Esse é apenas o começo da história. Uma dezena de personagens passa a orbitar em torno de Michel com problemas crescentemente absurdos e invasivos. O roteiro acredita que, quanto mais catástrofes incluir na trama, mas engraçada ela será, por isso não tem medo de esgarçar seus conflitos ao limite da lógica. O diretor Patrice Leconte tenta injetar um pouco de linguagem cinematográfica no dispositivo teatral: ele usa enquadramentos fechados e montagem ágil para atingir um olhar onisciente, presente em cada cômodo, flagrando cada novo problema de Michel. Pode ser pouco em termos de uso do tempo e do espaço, mas a comédia não tem a pretensão de inventar, apoiando-se integralmente no texto.

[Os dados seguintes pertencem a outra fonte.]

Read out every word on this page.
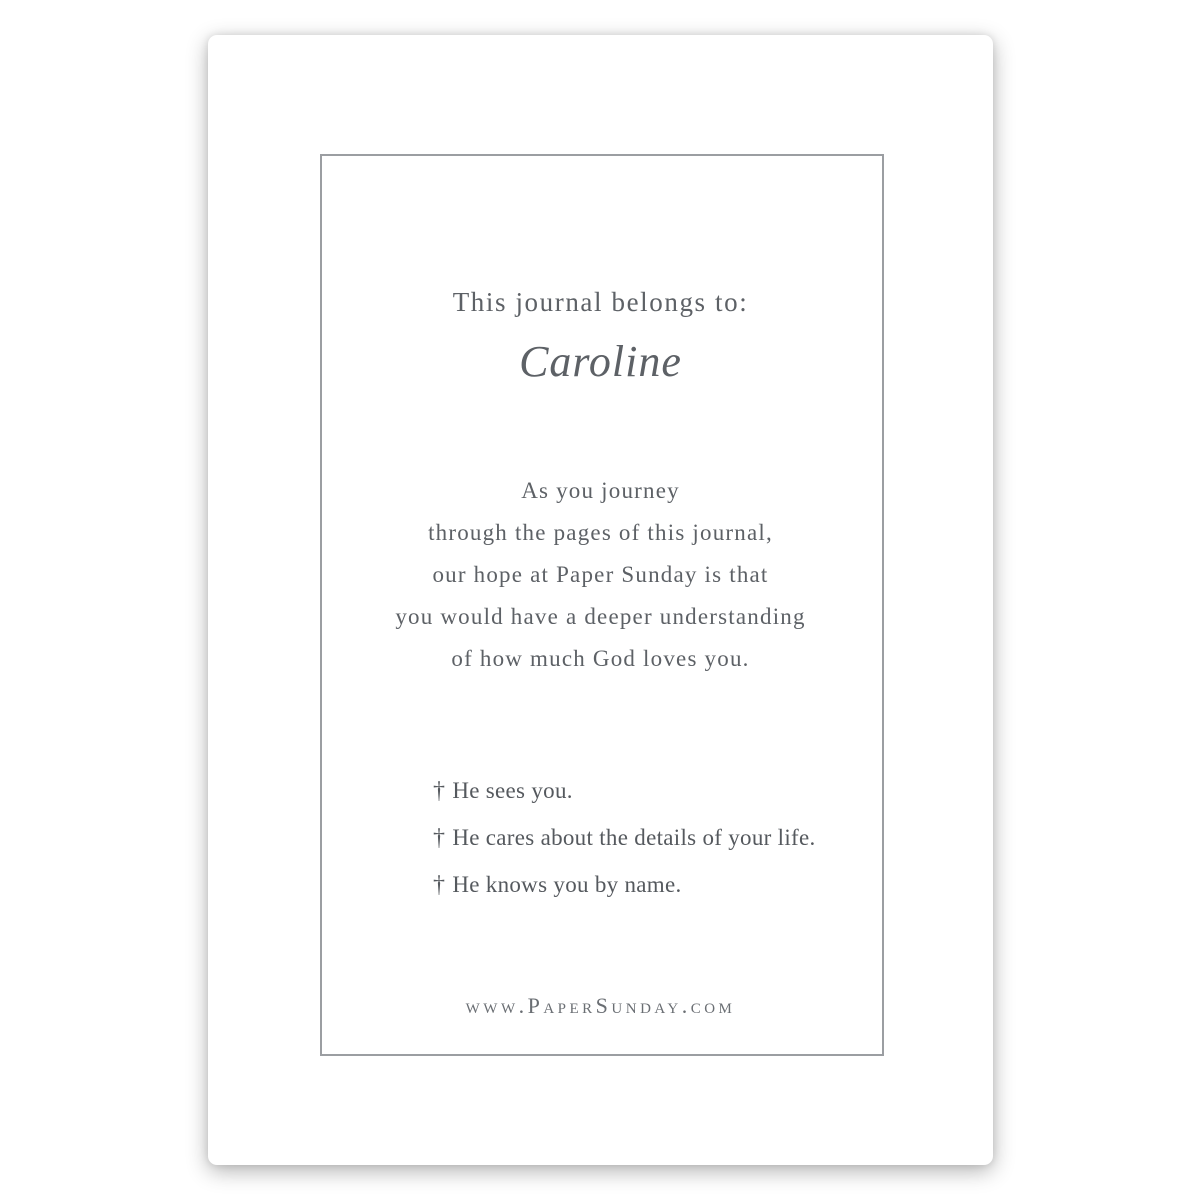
This journal belongs to:
Caroline
As you journey
through the pages of this journal,
our hope at Paper Sunday is that
you would have a deeper understanding
of how much God loves you.
† He sees you.
† He cares about the details of your life.
† He knows you by name.
www.PaperSunday.com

Para não dizer que a trama é desprovida de interesse, percebe-se neste cenário uma pequena crítica aos caprichos da burguesia francesa. Toda a Europa está presente no prédio luxuoso: a empregada é espanhola, o encanador é português, os vizinhos são poloneses ou asiáticos. Estas figuras são rechaçadas pelo casal burguês, que as acolhe em casa apenas quando é obrigado a fazê-lo. Se pudesse, manteria as portas e o acesso fechado à diferença, cujos problemas (um marido morto, a falta de uma casa para morar) parecem pequenos perto da vontade de escutar um álbum de jazz. A vida luxuosa dos privilegiados é caricaturada, mas o público não é convidado a questioná-la ou romper com a mesma. Ri-se dos ricos, com os ricos, para os ricos.

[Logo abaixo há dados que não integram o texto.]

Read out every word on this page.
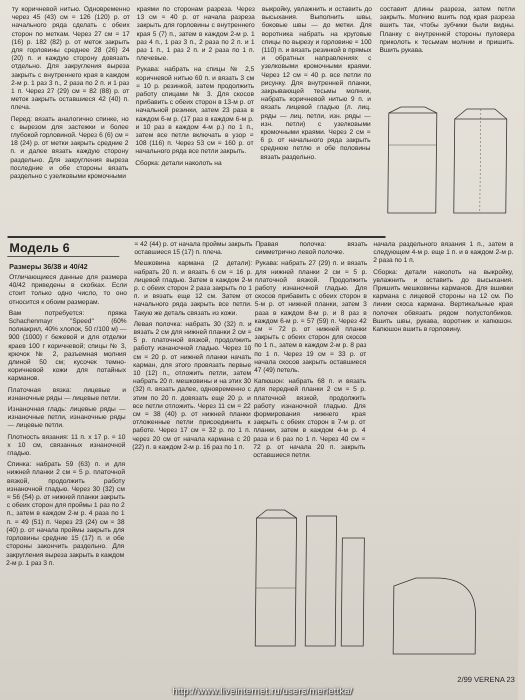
ту коричневой нитью. Одновременно через 45 (43) см = 126 (120) р. от начального ряда сделать с обеих сторон по меткам. Через 27 см = 17 (16) р. 182 (82) р. от меток закрыть для горловины среднее 28 (26) 24 (20) п. и каждую сторону довязать отдельно. Для закругления выреза закрыть с внутреннего края в каждом 2-м р. 1 раз 3 п., 2 раза по 2 п. и 1 раз 1 п. Через 27 (29) см = 82 (88) р. от меток закрыть оставшиеся 42 (40) п. плеча.

Перед: вязать аналогично спинке, но с вырезом для застежки и более глубокой горловиной. Через 6 (6) см = 18 (24) р. от метки закрыть средние 2 п. и далее вязать каждую сторону раздельно. Для закругления выреза последние и обе стороны вязать раздельно с узелковыми кромочными

краями по сторонам разреза. Через 13 см = 40 р. от начала разреза закрыть для горловины с внутреннего края 5 (7) п., затем в каждом 2-м р. 1 раз 4 п., 1 раз 3 п., 2 раза по 2 п. и 1 раз 1 п., 1 раз 2 п. и 2 раза по 1 п. плечевые.

Рукава: набрать на спицы № 2,5 коричневой нитью 60 п. и вязать 3 см = 10 р. резинкой, затем продолжить работу спицами № 3. Для скосов прибавить с обеих сторон в 13-м р. от начальной резинки, затем 23 раза в каждом 6-м р. (17 раз в каждом 6-м р. и 10 раз в каждом 4-м р.) по 1 п., затем все петли включать в узор = 108 (116) п. Через 53 см = 160 р. от начального ряда все петли закрыть.

Сборка: детали наколоть на

выкройку, увлажнить и оставить до высыхания. Выполнить швы, боковые швы — до метки. Для воротника набрать на круговые спицы по вырезу и горловине = 100 (110) п. и вязать резинкой в прямых и обратных направлениях с узелковыми кромочными краями. Через 12 см = 40 р. все петли по рисунку. Для внутренней планки, закрывающей тесьмы молнии, набрать коричневой нитью 9 п. и вязать лицевой гладью (л. лиц. ряды — лиц. петли, изн. ряды — изн. петли) с узелковыми кромочными краями. Через 2 см = 6 р. от начального ряда закрыть среднюю петлю и обе половины вязать раздельно.

составит длины разреза, затем петли закрыть. Молнию вшить под края разреза вшить так, чтобы зубчики были видны. Планку с внутренней стороны пуловера приколоть к тесьмам молнии и пришить. Вшить рукава.

Модель 6
Размеры 36/38 и 40/42

Отличающиеся данные для размера 40/42 приведены в скобках. Если стоит только одно число, то оно относится к обоим размерам.

Вам потребуется: пряжа Schachenmayr "Speed" (60% полиакрил, 40% хлопок, 50 г/100 м) — 900 (1000) г бежевой и для отделки краев 100 г коричневой; спицы № 3, крючок № 2, разъемная молния длиной 50 см; кусочек темно-коричневой кожи для потайных карманов.

Платочная вязка: лицевые и изнаночные ряды — лицевые петли.

Изнаночная гладь: лицевые ряды — изнаночные петли, изнаночные ряды — лицевые петли.

Плотность вязания: 11 п. х 17 р. = 10 х 10 см, связанных изнаночной гладью.

Спинка: набрать 59 (63) п. и для нижней планки 2 см = 5 р. платочной вязкой, продолжить работу изнаночной гладью. Через 30 (32) см = 56 (54) р. от нижней планки закрыть с обеих сторон для проймы 1 раз по 2 п., затем в каждом 2-м р. 4 раза по 1 п. = 49 (51) п. Через 23 (24) см = 38 (40) р. от начала проймы закрыть для горловины средние 15 (17) п. и обе стороны закончить раздельно. Для закругления выреза закрыть в каждом 2-м р. 1 раз 3 п.

= 42 (44) р. от начала проймы закрыть оставшиеся 15 (17) п. плеча.

Мешковина кармана (2 детали): набрать 20 п. и вязать 6 см = 16 р. лицевой гладью. Затем в каждом 2-м р. с обеих сторон 2 раза закрыть по 1 п. и вязать еще 12 см. Затем от начального ряда закрыть все петли. Такую же деталь связать из кожи.

Левая полочка: набрать 30 (32) п. и вязать 2 см для нижней планки 2 см = 5 р. платочной вязкой, продолжить работу изнаночной гладью. Через 10 см = 20 р. от нижней планки начать карман, для этого провязать первые 10 (12) п., отложить петли, затем набрать 20 п. мешковины и на этих 30 (32) п. вязать далее, одновременно с этим по 20 п. довязать еще 20 р. и все петли отложить. Через 11 см = 22 см = 38 (40) р. от нижней планки отложенные петли присоединить к работе. Через 17 см = 32 р. по 1 п. через 20 см от начала кармана с 20 (22) п. в каждом 2-м р. 16 раз по 1 п.

Правая полочка: вязать симметрично левой полочке.

Рукава: набрать 27 (29) п. и вязать для нижней планки 2 см = 5 р. платочной вязкой. Продолжить работу изнаночной гладью. Для скосов прибавить с обеих сторон в 5-м р. от нижней планки, затем 3 раза в каждом 8-м р. и 8 раз в каждом 6-м р. = 57 (59) п. Через 42 см = 72 р. от нижней планки закрыть с обеих сторон для скосов по 1 п., затем в каждом 2-м р. 8 раз по 1 п. Через 19 см = 33 р. от начала скосов закрыть оставшиеся 47 (49) петель.

Капюшон: набрать 68 п. и вязать для передней планки 2 см = 5 р. платочной вязкой, продолжить работу изнаночной гладью. Для формирования нижнего края закрыть с обеих сторон в 7-м р. от планки, затем в каждом 4-м р. 4 раза и 6 раз по 1 п. Через 40 см = 72 р. от начала 20 п. закрыть оставшиеся петли.

начала раздельного вязания 1 п., затем в следующем 4-м р. еще 1 п. и в каждом 2-м р. 2 раза по 1 п.

Сборка: детали наколоть на выкройку, увлажнить и оставить до высыхания. Пришить мешковины карманов. Для вшивки кармана с лицевой стороны на 12 см. По линии скоса кармана. Вертикальные края полочек обвязать рядом полустолбиков. Вшить швы, рукава, воротник и капюшон. Капюшон вшить в горловину.

2/99 VERENA 23
http://www.liveinternet.ru/users/merlettka/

O Que Eu Fiz Para Merecer Isso? cumpre seu papel, divertindo o público com conflitos fantasistas, e relegando os problemas reais ao nível dos detalhes. É possível rir dessas histórias por sua insistência agressiva em agradar: para garantir que ninguém sairá descontente da sala de cinema, a conclusão inclusive oferece uma redenção do personagem arrogante. É um cinema essencialmente popular e inofensivo.